Niaz Asadullah, profesor Fakultas Ekonomi Universitas Malaya, menilai keadaan tersebut dengan komentar yang konklusif. ”Itu adalah langkah populer dan cepat di saat sentimen negatif terhadap pekerja migran menguat. Pemerintah ingin mendistribusikan pekerjaan kepada warga negara (Malaysia). Namun, tenaga kerja lokal tampaknya tak siap untuk itu,” kata Niaz.
Segala cara
Dengan melihat kenyataan masih besarnya pasar permintaan tenaga kerja di Malaysia, besarnya gaji bekerja di Malaysia, dan relatif mudahnya akses transportasi, tak heran upaya pencari kerja Indonesia tetap akan mengalir ke sana.
Jalur formal adalah yang dipilih dalam hal kondisinya memungkinkan, terutama kondisi keuangan pencari kerja. Namun, jika calo pekerja migran bergentayangan di desa-desa miskin dan menawarkan segala kemudahan akses dengan iming-iming gaji besar, tampaknya masih sulit menahan keinginan berangkat para pekerja Indonesia.
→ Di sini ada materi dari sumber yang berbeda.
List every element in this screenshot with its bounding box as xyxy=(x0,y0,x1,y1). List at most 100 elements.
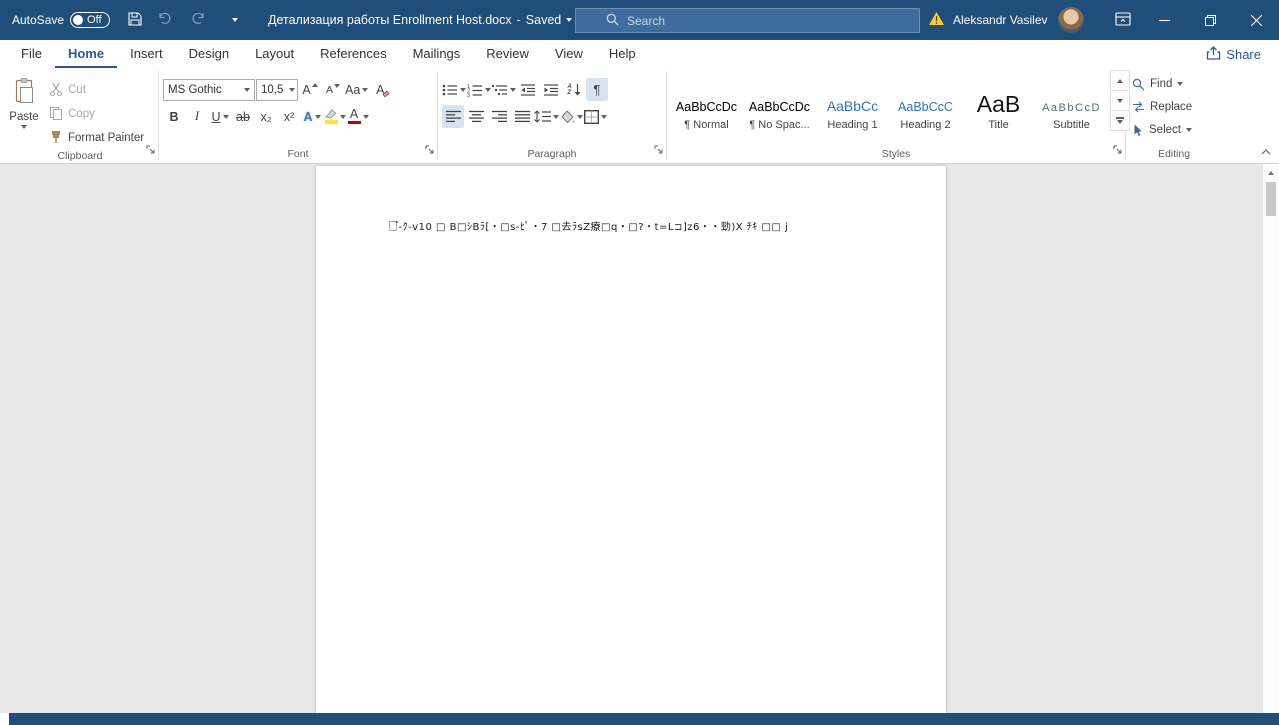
bullets-icon xyxy=(442,84,457,95)
document-text-line[interactable]: □゚-ｸ-v10 □ B□ｼBﾗ[・□s-ﾋﾟ・7 □去ﾗsZ療□q・□?・t=… xyxy=(388,218,788,233)
paste-button[interactable]: Paste xyxy=(2,76,46,148)
subscript-button[interactable]: x₂ xyxy=(255,105,277,128)
superscript-button[interactable]: x² xyxy=(278,105,300,128)
style-heading-1[interactable]: AaBbCc Heading 1 xyxy=(817,70,888,134)
chevron-down-icon xyxy=(362,114,369,119)
save-button[interactable] xyxy=(120,0,150,40)
tab-mailings[interactable]: Mailings xyxy=(400,40,474,68)
borders-button[interactable] xyxy=(584,105,607,128)
grow-font-button[interactable]: A xyxy=(299,78,321,101)
find-button[interactable]: Find xyxy=(1132,74,1222,94)
save-status[interactable]: Saved xyxy=(526,13,561,27)
underline-button[interactable]: U xyxy=(209,105,231,128)
chevron-up-icon xyxy=(1117,78,1123,83)
align-left-icon xyxy=(445,110,461,123)
restore-button[interactable] xyxy=(1187,0,1233,40)
italic-button[interactable]: I xyxy=(186,105,208,128)
numbering-button[interactable]: 123 xyxy=(467,78,491,101)
bullets-button[interactable] xyxy=(442,78,466,101)
search-input[interactable]: Search xyxy=(575,8,920,33)
tab-references[interactable]: References xyxy=(307,40,399,68)
tab-review[interactable]: Review xyxy=(473,40,542,68)
undo-icon xyxy=(157,11,173,29)
minimize-button[interactable] xyxy=(1141,0,1187,40)
font-name-combo[interactable]: MS Gothic xyxy=(163,78,255,101)
autosave-switch[interactable]: Off xyxy=(70,12,110,28)
save-icon xyxy=(127,11,143,30)
style-title[interactable]: AaB Title xyxy=(963,70,1034,134)
format-painter-button[interactable]: Format Painter xyxy=(46,128,147,148)
font-size-combo[interactable]: 10,5 xyxy=(256,78,298,101)
customize-quick-access-button[interactable] xyxy=(220,0,250,40)
style-preview: AaBbCcC xyxy=(898,100,953,114)
tab-home[interactable]: Home xyxy=(54,40,118,68)
clipboard-dialog-launcher[interactable] xyxy=(146,141,155,159)
style-subtitle[interactable]: AaBbCcD Subtitle xyxy=(1036,70,1107,134)
shading-button[interactable] xyxy=(560,105,583,128)
close-button[interactable] xyxy=(1233,0,1279,40)
font-dialog-launcher[interactable] xyxy=(425,141,434,159)
style-no-spacing[interactable]: AaBbCcDc ¶ No Spac... xyxy=(744,70,815,134)
search-icon xyxy=(606,13,619,29)
copy-button[interactable]: Copy xyxy=(46,104,147,124)
align-center-button[interactable] xyxy=(465,105,487,128)
justify-button[interactable] xyxy=(511,105,533,128)
cut-button[interactable]: Cut xyxy=(46,80,147,100)
decrease-indent-button[interactable] xyxy=(517,78,539,101)
font-color-button[interactable]: A xyxy=(347,105,369,128)
replace-button[interactable]: Replace xyxy=(1132,97,1222,117)
redo-button[interactable] xyxy=(183,0,213,40)
font-color-letter: A xyxy=(349,106,359,121)
scrollbar-thumb[interactable] xyxy=(1266,182,1276,216)
sort-arrow-icon xyxy=(574,83,581,95)
triangle-up-icon xyxy=(1268,171,1274,175)
text-effects-button[interactable]: A xyxy=(301,105,323,128)
editing-group: Find Replace Select Editing xyxy=(1126,68,1222,163)
style-preview: AaB xyxy=(976,91,1021,117)
line-spacing-button[interactable] xyxy=(534,105,559,128)
align-right-button[interactable] xyxy=(488,105,510,128)
tab-design[interactable]: Design xyxy=(176,40,242,68)
ribbon-display-options-button[interactable] xyxy=(1108,0,1138,40)
superscript-icon: x² xyxy=(283,109,295,124)
tab-help[interactable]: Help xyxy=(596,40,649,68)
clear-formatting-button[interactable]: A xyxy=(369,78,391,101)
vertical-scrollbar[interactable] xyxy=(1262,164,1279,713)
collapse-ribbon-button[interactable] xyxy=(1261,142,1271,160)
autosave-toggle[interactable]: AutoSave Off xyxy=(12,0,110,40)
warning-button[interactable] xyxy=(928,0,945,40)
styles-dialog-launcher[interactable] xyxy=(1113,141,1122,159)
select-button[interactable]: Select xyxy=(1132,120,1222,140)
document-page[interactable]: □゚-ｸ-v10 □ B□ｼBﾗ[・□s-ﾋﾟ・7 □去ﾗsZ療□q・□?・t=… xyxy=(316,166,946,713)
share-button[interactable]: Share xyxy=(1206,40,1261,68)
undo-button[interactable] xyxy=(150,0,180,40)
chevron-down-icon xyxy=(362,87,369,92)
tab-view[interactable]: View xyxy=(542,40,596,68)
multilevel-list-button[interactable] xyxy=(492,78,516,101)
increase-indent-button[interactable] xyxy=(540,78,562,101)
avatar[interactable] xyxy=(1058,7,1084,33)
chevron-down-icon xyxy=(577,114,583,119)
align-left-button[interactable] xyxy=(442,105,464,128)
numbering-icon: 123 xyxy=(467,84,482,97)
tab-insert[interactable]: Insert xyxy=(117,40,176,68)
increase-indent-icon xyxy=(544,83,558,96)
paragraph-dialog-launcher[interactable] xyxy=(654,141,663,159)
strikethrough-button[interactable]: ab xyxy=(232,105,254,128)
shrink-font-button[interactable]: A xyxy=(322,78,344,101)
style-normal[interactable]: AaBbCcDc ¶ Normal xyxy=(671,70,742,134)
style-heading-2[interactable]: AaBbCcC Heading 2 xyxy=(890,70,961,134)
sort-button[interactable]: A Z xyxy=(563,78,585,101)
highlight-color-button[interactable] xyxy=(324,105,346,128)
bold-button[interactable]: B xyxy=(163,105,185,128)
tab-layout[interactable]: Layout xyxy=(242,40,307,68)
tab-file[interactable]: File xyxy=(8,40,55,68)
save-status-chevron-icon[interactable] xyxy=(566,18,573,22)
pilcrow-icon: ¶ xyxy=(593,82,601,97)
scroll-up-button[interactable] xyxy=(1263,166,1279,180)
editing-group-label: Editing xyxy=(1157,148,1191,160)
change-case-button[interactable]: Aa xyxy=(345,78,369,101)
show-hide-marks-button[interactable]: ¶ xyxy=(586,78,608,101)
format-painter-label: Format Painter xyxy=(68,132,145,144)
account-name[interactable]: Aleksandr Vasilev xyxy=(953,0,1048,40)
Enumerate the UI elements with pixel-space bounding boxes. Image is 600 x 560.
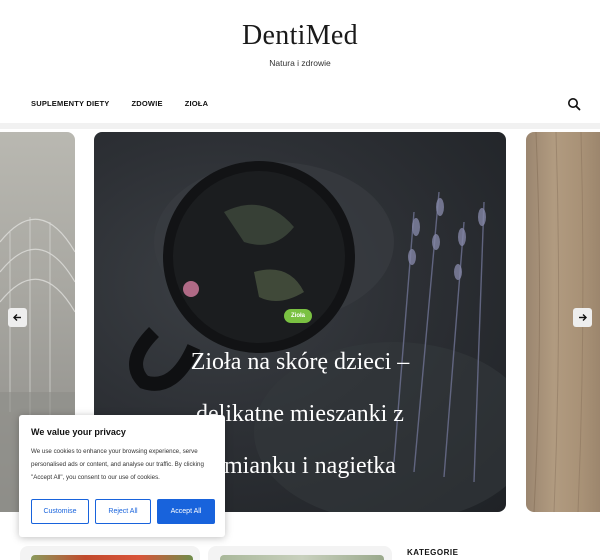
nav-item-ziola[interactable]: ZIOŁA [185, 96, 209, 112]
sidebar-categories-heading: KATEGORIE [407, 548, 459, 557]
nav-item-zdowie[interactable]: ZDOWIE [132, 96, 163, 112]
slider-next-button[interactable] [573, 308, 592, 327]
arrow-right-icon [579, 314, 587, 321]
main-nav: SUPLEMENTY DIETY ZDOWIE ZIOŁA [31, 96, 208, 112]
header-divider [0, 123, 600, 129]
site-title[interactable]: DentiMed [0, 20, 600, 52]
slider-prev-button[interactable] [8, 308, 27, 327]
site-tagline: Natura i zdrowie [269, 58, 331, 68]
cookie-consent-banner: We value your privacy We use cookies to … [19, 415, 225, 537]
cookie-banner-text: We use cookies to enhance your browsing … [31, 448, 204, 481]
post-card-image[interactable] [31, 555, 193, 560]
cookie-banner-title: We value your privacy [31, 427, 126, 437]
customise-button[interactable]: Customise [31, 499, 89, 524]
post-card-image[interactable] [220, 555, 384, 560]
search-icon [568, 98, 581, 111]
category-badge[interactable]: Zioła [284, 309, 313, 323]
nav-item-suplementy-diety[interactable]: SUPLEMENTY DIETY [31, 96, 110, 112]
reject-all-button[interactable]: Reject All [95, 499, 151, 524]
arrow-left-icon [13, 314, 21, 321]
accept-all-button[interactable]: Accept All [157, 499, 215, 524]
cookie-button-group: Customise Reject All Accept All [31, 499, 215, 524]
search-button[interactable] [566, 96, 582, 112]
Pemerintah perlu mengatasi masalah makro permintaan pasar tenaga kerja yang timpang antara Indonesia dan Malaysia jika ingin tuntas mengatasi masalah ini. Menemukan format jumlah PMI dan kualitas pekerja yang dibutuhkan menjadi salah satu cara menekan banjir PMI ilegal dari Indonesia. Sementara dari segi prosedur, ada kemudahan dalam formalisasi PMI agar mampu menampung kebutuhan pencari kerja.
Politik pasar tenaga kerja Malaysia tak akan selamanya berasa ”manis” bagi PMI, terlebih jika sentimen negatif terhadap pekerja asing semakin meningkat dan menjadi keputusan politik. Pencari kerja harus menyadari bahwa kini mulai ada kesadaran publik di Malaysia untuk membatasi arus masuk pekerja migran demi kelangsungan angkatan kerja mereka sendiri.